Tannhäuser bezweifelte nicht, dass es den Plan wirklich gab, das Symbol umzubringen und einen Krieg anzuzetteln, und dass er ein Teil von Le Telliers Absichten war. Der Mann war ein fanatischer Katholik. Die politische Logik, die La Fosse nur langsam verstanden und die Paul sofort begriffen hatte, war stimmig. Zwei Fliegen mit einer Klappe; aber die zweite Fliege war nicht das, was Paul sich vorgestellt hatte. Die zweite Fliege war Tannhäusers Herz. Das Politische und das Persönliche. Er hatte mit seinem Instinkt am Morgen gleichzeitig recht und unrecht gehabt. Der Plan, Carla umzubringen, war eine persönliche Sache gewesen; aber sie richtete sich nicht gegen Orlandu, sondern gegen Tannhäuser.
Marcel wollte seine Rache eiskalt genießen. Tannhäuser liebte seine Rache kochend heiß, aber deswegen verstand er nur umso besser und war beeindruckt. Diese Geduld. Diese Vorausplanung. Diese Disziplin. Eine Zecke lebt jahrelang von einem winzigen Tropfen Blut, hängt an einem Grashalm und wartet darauf, dass ein Bär oder Hund vorbeikommt. Dann schlägt sie zu, saugt sich voll, bläht sich auf, um ein Leben lang davon zu zehren. So hatte Le Tellier von einemTropfen Hass gezehrt; und so wollte er sich nun mit Tannhäusers Schmerz vollsaugen.
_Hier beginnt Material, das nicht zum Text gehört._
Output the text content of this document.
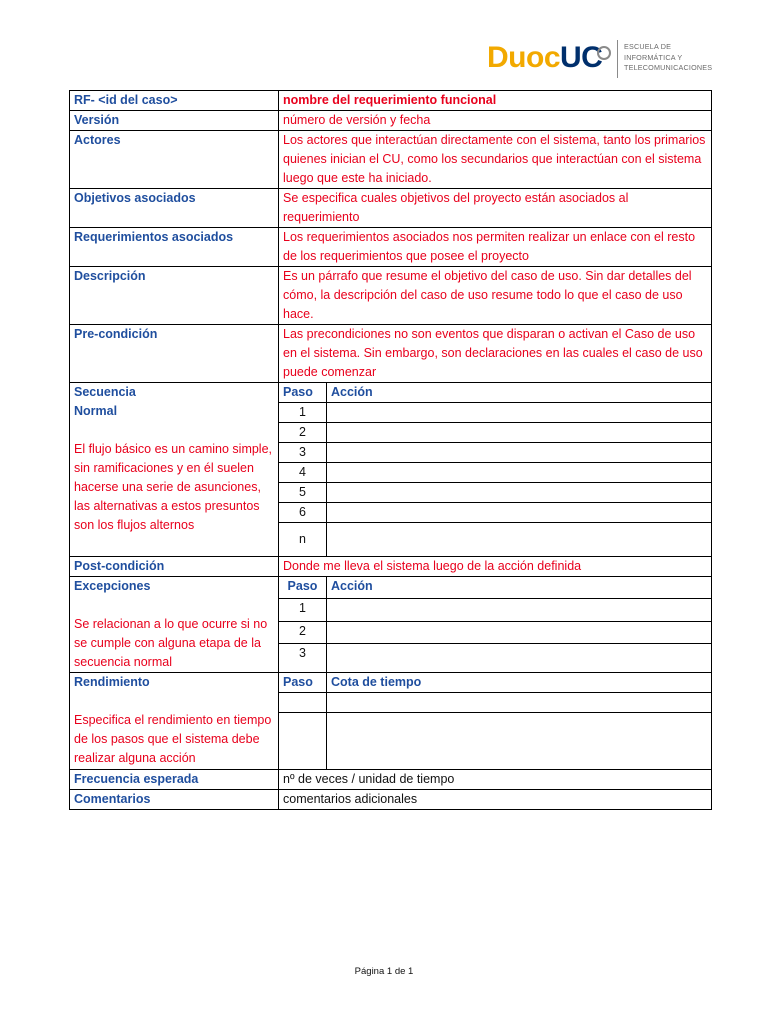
DuocUC	ESCUELA DE
INFORMÁTICA Y
TELECOMUNICACIONES
RF- <id del caso>	nombre del requerimiento funcional	
Versión	número de versión y fecha	
Actores	Los actores que interactúan directamente con el sistema, tanto los primarios quienes inician el CU, como los secundarios que interactúan con el sistema luego que este ha iniciado.	
Objetivos asociados	Se especifica cuales objetivos del proyecto están asociados al requerimiento	
Requerimientos asociados	Los requerimientos asociados nos permiten realizar un enlace con el resto de los requerimientos que posee el proyecto	
Descripción	Es un párrafo que resume el objetivo del caso de uso. Sin dar detalles del cómo, la descripción del caso de uso resume todo lo que el caso de uso hace.	
Pre-condición	Las precondiciones no son eventos que disparan o activan el Caso de uso en el sistema. Sin embargo, son declaraciones en las cuales el caso de uso puede comenzar	

Secuencia
Normal
El flujo básico es un camino simple, sin ramificaciones y en él suelen hacerse una serie de asunciones, las alternativas a estos presuntos son los flujos alternos	Paso	Acción
	1	
	2	
	3	
	4	
	5	
	6	
	n	
Post-condición	Donde me lleva el sistema luego de la acción definida	

Excepciones
Se relacionan a lo que ocurre si no se cumple con alguna etapa de la secuencia normal	Paso	Acción
	1	
	2	
	3	

Rendimiento
Especifica el rendimiento en tiempo de los pasos que el sistema debe realizar alguna acción	Paso	Cota de tiempo

Frecuencia esperada	nº de veces / unidad de tiempo	
Comentarios	comentarios adicionales	
Página 1 de 1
Er war also ein Mann, der auf Pläne baute, auf die Vernunft, auf Schlauheit, nicht auf Kühnheit oder Leidenschaft. Er war Politiker, kein Krieger. Kein Barbar, sondern ein Polizeichef.
Marcel Le Tellier lebte nicht nur vom Hass. Jeder Herrscher liebt auch sein Reich abgöttisch. In seinen persönlichen und politischen Intrigen hatte er alle Vorkehrungen getroffen, um seine Position zu schützen. So sehr er auch von seinem Hass lebte, die Macht brauchte er noch mehr. Am allermeisten wollte er am Leben bleiben. Ein Mann, der die Macht – oder den Hass – wirklich liebt, würde sein Leben für beides riskieren. Le Tellier hatte sich alle Mühe gegeben, das nicht zu tun.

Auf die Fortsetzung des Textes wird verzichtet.